City seeks input on creating a more bearable Fruitville Road
As the city develops plans to make Fruitville Road more inviting for pedestrians, it’s asking residents to offer feedback on how the streetscape could be improved.
| 6:00 a.m. December 3, 2015
Mike Lasche has traveled a two-lane Fruitville Road, and he doesn’t want to go down that road again.
In the late ’80s, resident outcry and the desire to create an arterial connection between I-75 and the barrier islands led to the widening of the roadway, he said. That’s why, as the city ponders how to design a more pedestrian-friendly Fruitville Road between U.S. 301 and U.S. 41, Lasche is perplexed by the future project.
“It’s odd, to me, to start out with a residential road, turn it into a high-volume thoroughfare and then go back,” Lasche said. “I think we should maybe think about what we want this road to be and the vital needs it serves.”
On Monday, the city held a fourth workshop to discuss the Fruitville Road improvement project, which will be designed next year. Chief Planner Steve Stancel, who is overseeing the project, said there’s a major reason why the city is moving in a new direction on Fruitville Road: The street isn’t working well.
“You can see by going down that corridor whether it’s a successful corridor or not,” Stancel said. “And it’s not.”

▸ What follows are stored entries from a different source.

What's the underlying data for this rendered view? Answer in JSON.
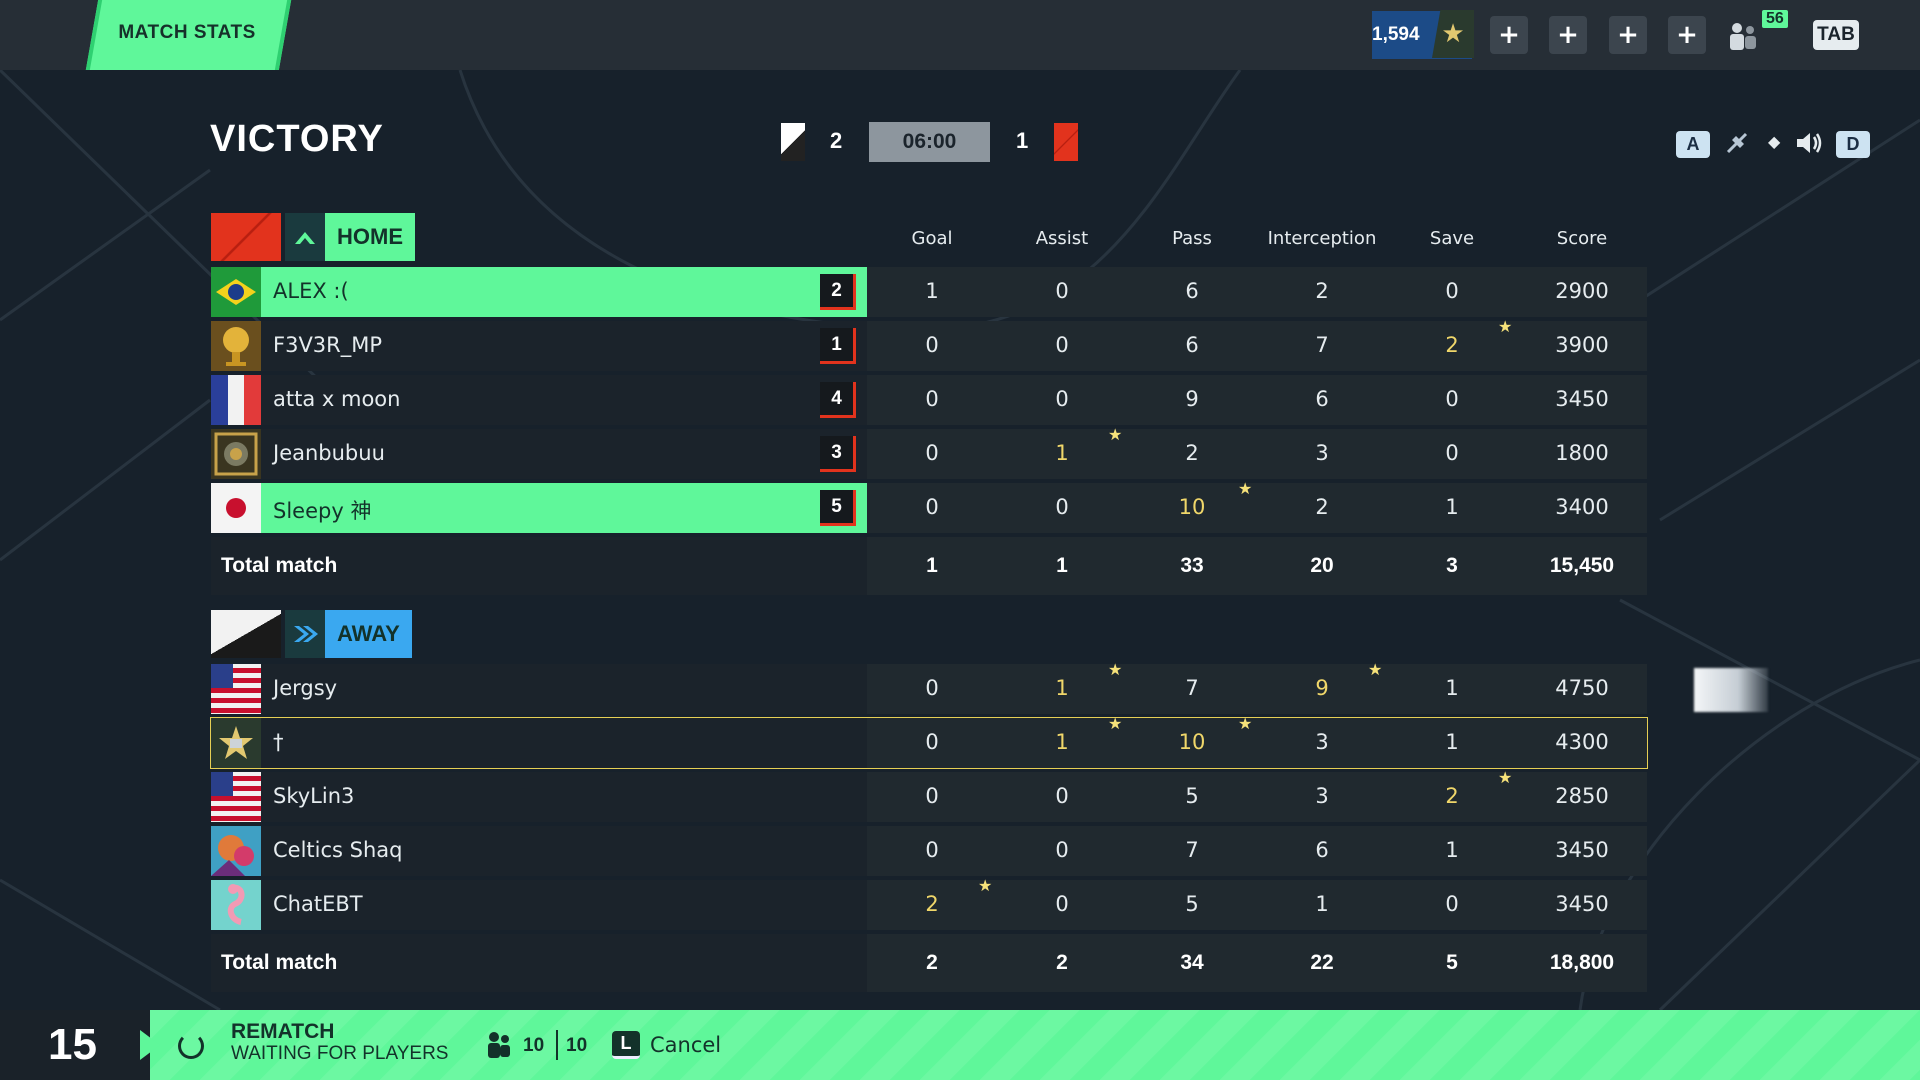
{
  "topbar": {
    "title": "MATCH STATS",
    "currency": "1,594",
    "friends_count": "56",
    "tab_key": "TAB",
    "plus_label": "+"
  },
  "header": {
    "result": "VICTORY",
    "score_home": "2",
    "score_away": "1",
    "timer": "06:00",
    "key_left": "A",
    "key_right": "D"
  },
  "columns": [
    "Goal",
    "Assist",
    "Pass",
    "Interception",
    "Save",
    "Score"
  ],
  "home": {
    "label": "HOME",
    "players": [
      {
        "name": "ALEX :(",
        "rank": "2",
        "highlight": true,
        "flag": "brazil",
        "stats": [
          "1",
          "0",
          "6",
          "2",
          "0",
          "2900"
        ]
      },
      {
        "name": "F3V3R_MP",
        "rank": "1",
        "highlight": false,
        "flag": "trophy",
        "stats": [
          "0",
          "0",
          "6",
          "7",
          "2",
          "3900"
        ]
      },
      {
        "name": "atta x moon",
        "rank": "4",
        "highlight": false,
        "flag": "france",
        "stats": [
          "0",
          "0",
          "9",
          "6",
          "0",
          "3450"
        ]
      },
      {
        "name": "Jeanbubuu",
        "rank": "3",
        "highlight": false,
        "flag": "emblem",
        "stats": [
          "0",
          "1",
          "2",
          "3",
          "0",
          "1800"
        ]
      },
      {
        "name": "Sleepy 神",
        "rank": "5",
        "highlight": true,
        "flag": "japan",
        "stats": [
          "0",
          "0",
          "10",
          "2",
          "1",
          "3400"
        ]
      }
    ],
    "total_label": "Total match",
    "totals": [
      "1",
      "1",
      "33",
      "20",
      "3",
      "15,450"
    ]
  },
  "away": {
    "label": "AWAY",
    "players": [
      {
        "name": "Jergsy",
        "flag": "usa",
        "me": false,
        "stats": [
          "0",
          "1",
          "7",
          "9",
          "1",
          "4750"
        ]
      },
      {
        "name": "†",
        "flag": "emblem-star",
        "me": true,
        "stats": [
          "0",
          "1",
          "10",
          "3",
          "1",
          "4300"
        ]
      },
      {
        "name": "SkyLin3",
        "flag": "usa",
        "me": false,
        "stats": [
          "0",
          "0",
          "5",
          "3",
          "2",
          "2850"
        ]
      },
      {
        "name": "Celtics Shaq",
        "flag": "avatar-art",
        "me": false,
        "stats": [
          "0",
          "0",
          "7",
          "6",
          "1",
          "3450"
        ]
      },
      {
        "name": "ChatEBT",
        "flag": "flamingo",
        "me": false,
        "stats": [
          "2",
          "0",
          "5",
          "1",
          "0",
          "3450"
        ]
      }
    ],
    "total_label": "Total match",
    "totals": [
      "2",
      "2",
      "34",
      "22",
      "5",
      "18,800"
    ]
  },
  "bottom": {
    "countdown": "15",
    "rematch": "REMATCH",
    "status": "WAITING FOR PLAYERS",
    "players_ready": "10",
    "players_max": "10",
    "cancel_key": "L",
    "cancel_label": "Cancel"
  },
  "colors": {
    "accent": "#5ff79a",
    "away_accent": "#3aa8f0",
    "home_red": "#e2331d",
    "gold": "#f0d76a",
    "background": "#17212b"
  }
}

The city hopes to achieve a few goals with this project. It wants to increase pedestrian comfort and the viability of new developments along Fruitville, two common criticisms of the street in its current state. It also wants to avoid decreasing the existing level of service for motor vehicles.
Monday’s workshop focused on visions, as city staff and a consulting firm attempted to gauge residents’ priorities from those in attendance. One of the most hotly contested topics was the potential narrowing of the roadway from four lanes to two lanes.
With most buildings coming up right to the edge of the sidewalk, there’s not much wiggle room on the 76-foot-wide street. Many residents want the 4-foot-wide sidewalks expanded, and others would like bigger bike lanes, landscaped medians or on-street parking. To achieve that goal, something’s got to give.
That didn’t sit well with those residents who are concerned about the capacity for vehicles along Fruitville Road, which also serves as an evacuation route.
Stancel said the city is going into the design process with no preconceived notions. Tampa-based firm Sam Schwartz Engineering is consulting with the city on the project and will develop a series of potential designs based on the feedback the city has received over the past month.
The city will hold additional public forums to generate more input regarding the design and scope of the streetscape improvements before the City Commission makes a final decision early next year.
“At this point, we’ve taken input on concerns and issues and tried to identify things that are happening out in the corridor.” Stancel said. “The next step, we hope, is some additional input and some visioning.”